En soutenant la convergence des luttes des salariés dans les entreprises menacées, le Front de Gauche cherchera
à convaincre, autour des projets de loi qu’il porte, qu’il y a une alternative à l’impuissance affichée par le
gouvernement.
- Pour le droit de vote des étrangers aux élections locales, le Front de Gauche devra mobiliser toutes ses
forces, avec toute la gauche prête à ne pas reculer, pour gagner dans l’immédiat cette extension des droits
démocratiques promise par le candidat François Hollande, et faire reculer les campagnes réactionnaires et
xénophobes du sarkozisme et du Front National. Gagner une majorité aux assemblées et dans la société pour
changer de politique pour l’égalité des droits, et refuser les reculs du ministère de l’intérieur qui se met dans les
pas de ses prédécesseurs sur cette question comme sur les contrôles au faciès ou les expulsions de Rroms...
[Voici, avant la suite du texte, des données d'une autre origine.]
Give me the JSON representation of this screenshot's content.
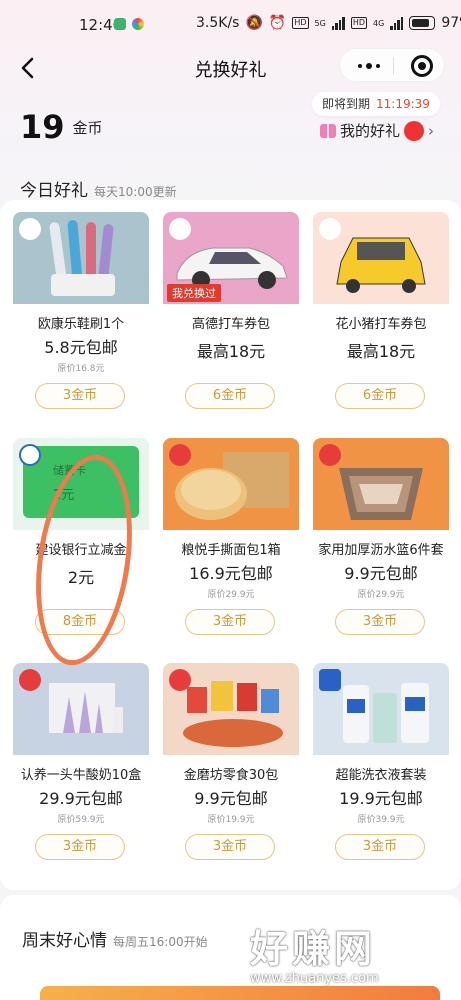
{
  "status_bar": {
    "time": "12:40",
    "network_speed": "3.5K/s",
    "battery": "97%",
    "net1": "5G",
    "net2": "4G",
    "hd": "HD"
  },
  "nav": {
    "title": "兑换好礼"
  },
  "expire": {
    "label": "即将到期",
    "countdown": "11:19:39"
  },
  "coins": {
    "value": "19",
    "unit": "金币"
  },
  "my_gift": {
    "label": "我的好礼"
  },
  "today": {
    "title": "今日好礼",
    "subtitle": "每天10:00更新"
  },
  "products": [
    {
      "name": "欧康乐鞋刷1个",
      "price": "5.8元包邮",
      "original": "原价16.8元",
      "cost": "3金币",
      "stamp": ""
    },
    {
      "name": "高德打车券包",
      "price": "最高18元",
      "original": "",
      "cost": "6金币",
      "stamp": "我兑换过"
    },
    {
      "name": "花小猪打车券包",
      "price": "最高18元",
      "original": "",
      "cost": "6金币",
      "stamp": ""
    },
    {
      "name": "建设银行立减金",
      "price": "2元",
      "original": "",
      "cost": "8金币",
      "stamp": "",
      "card_text": "储蓄卡",
      "card_value": "2元"
    },
    {
      "name": "粮悦手撕面包1箱",
      "price": "16.9元包邮",
      "original": "原价29.9元",
      "cost": "3金币",
      "stamp": ""
    },
    {
      "name": "家用加厚沥水篮6件套",
      "price": "9.9元包邮",
      "original": "原价29.9元",
      "cost": "3金币",
      "stamp": ""
    },
    {
      "name": "认养一头牛酸奶10盒",
      "price": "29.9元包邮",
      "original": "原价59.9元",
      "cost": "3金币",
      "stamp": ""
    },
    {
      "name": "金磨坊零食30包",
      "price": "9.9元包邮",
      "original": "原价19.9元",
      "cost": "3金币",
      "stamp": ""
    },
    {
      "name": "超能洗衣液套装",
      "price": "19.9元包邮",
      "original": "原价39.9元",
      "cost": "3金币",
      "stamp": ""
    }
  ],
  "weekend": {
    "title": "周末好心情",
    "subtitle": "每周五16:00开始"
  },
  "watermark": {
    "text": "好赚网",
    "url": "www.zhuanyes.com"
  },
  "colors": {
    "accent": "#e5472c",
    "gold": "#c79a41",
    "annotation": "#ee7a4e"
  }
}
- Briser la dictature de la finance, prendre des mesures législatives pour un secteur public bancaire et un
contrôle public sur les banques, afin d’assurer les investissements pour l’emploi, l’environnement, les
collectivités territoriales, pour s’émanciper des marchés financiers, pour que la BCE prête directement aux
Etats. Exiger à la fois un audit de la dette et un moratoire conduisant au non-paiement des intérêts des dettes
indues, ou des intérêts exorbitants exigés par des banques, comme Dexia, qui coulent les finances des
communes, des départements et régions, des écoles, des hôpitaux.
- Engager la transition écologique, réorienter dès maintenant l'investissement public et l'emploi vers des
solutions écologiques dans les énergies renouvelables, les transports, le logement, l'eau. Revenir à une maitrise
à 100 % publique des entreprises du secteur de l'énergie. Engager un débat démocratique national sur la
transition énergétique et le nucléaire. Refuser les OGM et l’exploitation des gaz de schistes.
Nous voulons et pouvons gagner, sans attendre, plusieurs avancées sur la base de campagnes de ce type
appuyées sur les mobilisations sociales. Mais pour inverser la logique des politiques libérales, sortir de la crise,
imposer une autre répartition des richesses, enclencher un processus de transformation sociale, il faudra
défendre en permanence la nécessité de gouverner en rassemblant sur une autre politique que celle menée par le
gouvernement actuel. Les campagnes et actions du Front de Gauche seront des points d’appuis pour illustrer et
construire cette alternative de gouvernement, changer les rapports de force au sein du mouvement populaire et
gagner l'hégémonie sur une telle orientation à gauche.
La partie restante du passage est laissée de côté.